Но он хотел жить. И поэтому он бежал, шаг за шагом, вдыхая холодный животворный воздух и сражаясь с усталостью, которая грозила его поглотить.
Он бежал потому, что, как акула, погиб бы, если бы остановился. Он не мог погибнуть и потому бежал. Бежал, бежал, бежал и бежал, оставляя незаметные всплески следов на серо-зеленой поверхности Атлантики.
Запах земли он почуял раньше, чем увидел ее. Он понятия не имел, сколько прошло времени. Но его тянул вперед запах приготовленной еды, горелых окаменелостей и выхлопных газов.
Сначала он увидел скалы. Холодные гранитные скалы Новой Англии, частично разрушенные неутомимыми волнами.
Римо рванулся к ним, но где-то на последней миле силы его оставили. Он оступился, потерял опору и погрузился в ледяную непрощающую воду – когда уже видна была земля и спасение...
Она не знала, кто она на самом деле.
Иногда ей казалось, что она узнает в зеркале свои глаза – зеленые, с легким изумрудным оттенком. Иногда – сапфировые. Иногда – тускло-серые. Они казались знакомыми, в отличие от волос, которые она перекрашивала так часто, что давно уже забыла их истинный цвет.

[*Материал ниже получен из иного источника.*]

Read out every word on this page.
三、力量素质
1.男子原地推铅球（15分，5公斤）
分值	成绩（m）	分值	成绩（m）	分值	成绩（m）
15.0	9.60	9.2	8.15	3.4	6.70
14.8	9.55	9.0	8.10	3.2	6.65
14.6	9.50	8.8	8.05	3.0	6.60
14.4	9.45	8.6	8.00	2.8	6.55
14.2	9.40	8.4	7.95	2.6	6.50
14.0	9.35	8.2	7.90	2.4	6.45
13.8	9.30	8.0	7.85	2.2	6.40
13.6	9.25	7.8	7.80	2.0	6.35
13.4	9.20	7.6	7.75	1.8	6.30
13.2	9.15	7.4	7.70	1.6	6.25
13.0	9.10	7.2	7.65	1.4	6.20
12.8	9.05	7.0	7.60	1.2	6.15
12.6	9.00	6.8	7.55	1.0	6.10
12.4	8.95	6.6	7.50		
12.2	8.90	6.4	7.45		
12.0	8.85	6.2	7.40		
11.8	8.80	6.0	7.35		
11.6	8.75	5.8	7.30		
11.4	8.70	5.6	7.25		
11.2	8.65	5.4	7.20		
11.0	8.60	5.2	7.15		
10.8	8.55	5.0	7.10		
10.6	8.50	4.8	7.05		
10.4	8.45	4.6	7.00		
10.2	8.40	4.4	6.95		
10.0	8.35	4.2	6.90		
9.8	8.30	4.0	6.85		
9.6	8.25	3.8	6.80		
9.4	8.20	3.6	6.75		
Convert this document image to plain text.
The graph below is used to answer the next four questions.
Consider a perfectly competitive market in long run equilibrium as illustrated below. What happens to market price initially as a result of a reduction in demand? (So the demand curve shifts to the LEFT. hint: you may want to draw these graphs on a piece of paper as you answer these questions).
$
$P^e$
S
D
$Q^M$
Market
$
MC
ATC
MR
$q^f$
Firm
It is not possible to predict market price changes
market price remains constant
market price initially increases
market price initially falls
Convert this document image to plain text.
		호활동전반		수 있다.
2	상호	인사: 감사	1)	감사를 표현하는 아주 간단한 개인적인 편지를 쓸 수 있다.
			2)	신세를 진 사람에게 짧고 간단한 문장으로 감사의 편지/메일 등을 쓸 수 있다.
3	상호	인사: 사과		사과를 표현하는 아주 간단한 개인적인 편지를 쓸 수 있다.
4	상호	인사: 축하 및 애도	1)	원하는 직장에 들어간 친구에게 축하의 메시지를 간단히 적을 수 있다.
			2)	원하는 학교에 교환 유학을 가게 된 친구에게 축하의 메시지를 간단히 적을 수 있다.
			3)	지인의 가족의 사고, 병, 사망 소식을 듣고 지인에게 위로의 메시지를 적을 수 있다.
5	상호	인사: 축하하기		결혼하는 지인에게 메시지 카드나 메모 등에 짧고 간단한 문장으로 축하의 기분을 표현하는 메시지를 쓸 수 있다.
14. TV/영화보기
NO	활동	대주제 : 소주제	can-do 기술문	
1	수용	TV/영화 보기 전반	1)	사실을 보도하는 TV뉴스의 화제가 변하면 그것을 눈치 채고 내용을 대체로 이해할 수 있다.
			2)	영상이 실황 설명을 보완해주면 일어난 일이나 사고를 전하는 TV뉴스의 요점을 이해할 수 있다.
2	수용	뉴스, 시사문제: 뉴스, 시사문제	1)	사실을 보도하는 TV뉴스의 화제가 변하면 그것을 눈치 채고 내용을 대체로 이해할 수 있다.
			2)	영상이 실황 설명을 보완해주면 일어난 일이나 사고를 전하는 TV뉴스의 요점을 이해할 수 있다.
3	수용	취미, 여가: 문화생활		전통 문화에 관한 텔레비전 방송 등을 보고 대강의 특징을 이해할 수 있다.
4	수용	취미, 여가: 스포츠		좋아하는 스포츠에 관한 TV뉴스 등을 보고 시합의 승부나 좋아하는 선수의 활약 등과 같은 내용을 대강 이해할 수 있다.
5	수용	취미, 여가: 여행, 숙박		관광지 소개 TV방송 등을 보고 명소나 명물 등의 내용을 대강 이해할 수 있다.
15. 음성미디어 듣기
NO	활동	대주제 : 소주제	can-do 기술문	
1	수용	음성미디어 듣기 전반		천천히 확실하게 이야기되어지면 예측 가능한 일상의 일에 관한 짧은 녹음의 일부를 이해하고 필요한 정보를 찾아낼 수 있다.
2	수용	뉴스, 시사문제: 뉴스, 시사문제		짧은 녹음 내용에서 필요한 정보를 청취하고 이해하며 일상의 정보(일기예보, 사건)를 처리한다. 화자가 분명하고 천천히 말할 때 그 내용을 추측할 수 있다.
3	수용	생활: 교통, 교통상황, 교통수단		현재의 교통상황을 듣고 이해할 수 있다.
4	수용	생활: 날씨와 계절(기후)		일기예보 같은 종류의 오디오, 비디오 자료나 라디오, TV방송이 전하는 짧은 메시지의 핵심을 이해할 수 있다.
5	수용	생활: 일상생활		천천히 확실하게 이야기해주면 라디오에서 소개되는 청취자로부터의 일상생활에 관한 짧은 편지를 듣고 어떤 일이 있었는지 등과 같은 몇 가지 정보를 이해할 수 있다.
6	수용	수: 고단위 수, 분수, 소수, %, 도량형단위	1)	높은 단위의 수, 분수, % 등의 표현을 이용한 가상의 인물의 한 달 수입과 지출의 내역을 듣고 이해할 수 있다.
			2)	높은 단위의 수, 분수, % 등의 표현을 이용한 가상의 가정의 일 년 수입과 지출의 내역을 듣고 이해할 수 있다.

Ей сообщили, что она Госпожа Кали, но это имя ей явно не подходило. Чем-то не подходило.
Когда она лежала в одиночестве на огромной круглой кровати и смотрела в зеркальный потолок, она знала, что она не Госпожа Кали. Она становилась ею, когда натягивала тугую черную кожу облегающую гибкое тело. Она была Госпожой Кали, когда звенели на ней серебряные цепи. Она ощущала себя Госпожой Кали, когда выбирала подходящую плеть из своих запасов и надевала желтое шелковое маску домино.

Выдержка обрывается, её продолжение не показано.